After the events of Friday, November 13th, we are all afraid. Afraid of the insanity that has now become our daily reality. Afraid of the world we are bringing our future children into. Afraid of both the notion of evil and the physical manifestation of it. Parisians are afraid, New Yorkers are afraid, my friends in Russia are afraid as well. Let’s not mask it with hashtags and profile pictures and faux bravery. We are all terrified. And let’s not confuse this with not being courageous either, because, in the words of Nelson Mandela, “courage is not the absence of fear, but the triumph over it.” We will triumph, we will vanquish, we will overcome and we will rebuild. History of humanity has taught us this much.
There is an honorary title that was awarded to twelve Soviet cities for outstanding heroism during World War II. It is the title of a Hero City. They were given to the cities that fought the hardest, that suffered the most, that lost the most people, that paid the price for the rest. I was proud to grow up in one such city – Leningrad, now known as Saint- Petersburg, a city that almost starved to death during a three-year siege. Today, I am proud to have live in another one. Paris is the Hero City of our waging war, and we salute it with our deepest respect, bowing down to the memories and the families of each innocent victim.

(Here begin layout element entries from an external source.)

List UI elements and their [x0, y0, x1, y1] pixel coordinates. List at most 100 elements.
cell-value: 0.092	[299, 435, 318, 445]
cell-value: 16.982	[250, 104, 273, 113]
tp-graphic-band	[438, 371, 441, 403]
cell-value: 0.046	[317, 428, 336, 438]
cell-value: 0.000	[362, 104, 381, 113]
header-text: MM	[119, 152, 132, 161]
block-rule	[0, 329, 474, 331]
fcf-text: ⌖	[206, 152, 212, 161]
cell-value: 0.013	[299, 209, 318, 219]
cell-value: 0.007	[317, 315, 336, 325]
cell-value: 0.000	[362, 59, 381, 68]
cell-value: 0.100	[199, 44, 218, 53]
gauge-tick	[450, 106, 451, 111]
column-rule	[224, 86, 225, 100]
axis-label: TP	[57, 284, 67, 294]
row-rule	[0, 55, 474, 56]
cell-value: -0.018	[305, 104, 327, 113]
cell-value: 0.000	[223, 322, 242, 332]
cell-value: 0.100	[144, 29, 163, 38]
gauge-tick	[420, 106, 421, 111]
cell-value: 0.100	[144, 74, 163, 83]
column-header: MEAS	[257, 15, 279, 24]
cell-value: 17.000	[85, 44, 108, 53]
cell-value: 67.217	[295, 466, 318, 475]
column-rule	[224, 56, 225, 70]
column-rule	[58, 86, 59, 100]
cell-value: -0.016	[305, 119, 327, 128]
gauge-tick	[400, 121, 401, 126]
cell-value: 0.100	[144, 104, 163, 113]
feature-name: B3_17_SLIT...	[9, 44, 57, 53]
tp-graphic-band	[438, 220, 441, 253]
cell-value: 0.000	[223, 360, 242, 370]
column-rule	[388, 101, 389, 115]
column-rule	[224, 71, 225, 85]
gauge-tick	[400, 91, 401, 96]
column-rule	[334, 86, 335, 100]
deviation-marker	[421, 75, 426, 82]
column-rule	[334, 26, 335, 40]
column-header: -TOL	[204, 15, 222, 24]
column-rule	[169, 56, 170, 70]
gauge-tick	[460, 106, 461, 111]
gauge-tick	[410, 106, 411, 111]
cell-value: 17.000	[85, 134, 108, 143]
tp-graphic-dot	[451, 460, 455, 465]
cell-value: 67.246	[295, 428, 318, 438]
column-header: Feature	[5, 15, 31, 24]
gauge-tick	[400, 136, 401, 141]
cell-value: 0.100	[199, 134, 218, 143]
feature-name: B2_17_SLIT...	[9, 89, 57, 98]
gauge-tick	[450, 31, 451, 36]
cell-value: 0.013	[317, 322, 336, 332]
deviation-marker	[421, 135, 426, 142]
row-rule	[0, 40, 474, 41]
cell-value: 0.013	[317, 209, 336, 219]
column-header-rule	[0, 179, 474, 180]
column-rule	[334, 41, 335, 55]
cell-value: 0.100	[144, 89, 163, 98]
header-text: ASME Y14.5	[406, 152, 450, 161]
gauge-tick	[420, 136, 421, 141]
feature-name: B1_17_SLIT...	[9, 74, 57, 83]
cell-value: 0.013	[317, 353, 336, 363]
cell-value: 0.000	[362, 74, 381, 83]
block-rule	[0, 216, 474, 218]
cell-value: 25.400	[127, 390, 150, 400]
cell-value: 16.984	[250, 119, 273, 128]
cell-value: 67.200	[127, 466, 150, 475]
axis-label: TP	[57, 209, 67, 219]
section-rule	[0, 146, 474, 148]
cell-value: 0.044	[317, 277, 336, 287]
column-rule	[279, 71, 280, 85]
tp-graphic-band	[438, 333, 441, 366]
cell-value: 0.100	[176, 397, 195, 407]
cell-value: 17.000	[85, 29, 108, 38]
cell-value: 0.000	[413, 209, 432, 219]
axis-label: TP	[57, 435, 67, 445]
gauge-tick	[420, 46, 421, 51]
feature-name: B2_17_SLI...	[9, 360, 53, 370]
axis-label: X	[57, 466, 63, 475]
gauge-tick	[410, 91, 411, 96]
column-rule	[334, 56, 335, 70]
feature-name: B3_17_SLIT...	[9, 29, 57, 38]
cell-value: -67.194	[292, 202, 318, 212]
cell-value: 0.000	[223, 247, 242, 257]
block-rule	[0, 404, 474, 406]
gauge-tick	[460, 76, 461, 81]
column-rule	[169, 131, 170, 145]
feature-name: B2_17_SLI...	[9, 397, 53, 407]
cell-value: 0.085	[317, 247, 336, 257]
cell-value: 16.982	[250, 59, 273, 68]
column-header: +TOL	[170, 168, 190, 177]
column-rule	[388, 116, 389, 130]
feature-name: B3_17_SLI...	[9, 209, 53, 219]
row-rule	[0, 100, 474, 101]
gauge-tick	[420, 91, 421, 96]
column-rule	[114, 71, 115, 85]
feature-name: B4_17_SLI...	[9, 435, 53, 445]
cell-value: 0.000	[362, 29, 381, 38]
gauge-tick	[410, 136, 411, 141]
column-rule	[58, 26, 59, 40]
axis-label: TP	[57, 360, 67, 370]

Like any war hero, Paris now has wounds. They are still bleeding, they will take awhile to heal, and, even when they do, they will leave permanent scars. But we find beauty in scars, don’t we? We romanticize them, just like we romanticize wistful memories and broken hearts and pink, polluted sunsets – not because we are stupid, but because this is the only way to keep going. And that’s what Paris is, essentially. Paris is for the romantics and the lovers and the dreamers and the aimless wanderers, in each and every one of us. So, please – for Paris, for our future children, for the world – today, more than ever, let’s keep on dreaming.
Beautiful post dear Marina! Very touching.
Lemonia
Thank you so much Lemonia!!
You took my breath away,Marina, darling; beautifully written, well done
Thank you
Wow, thank you so much Donna! So flattered.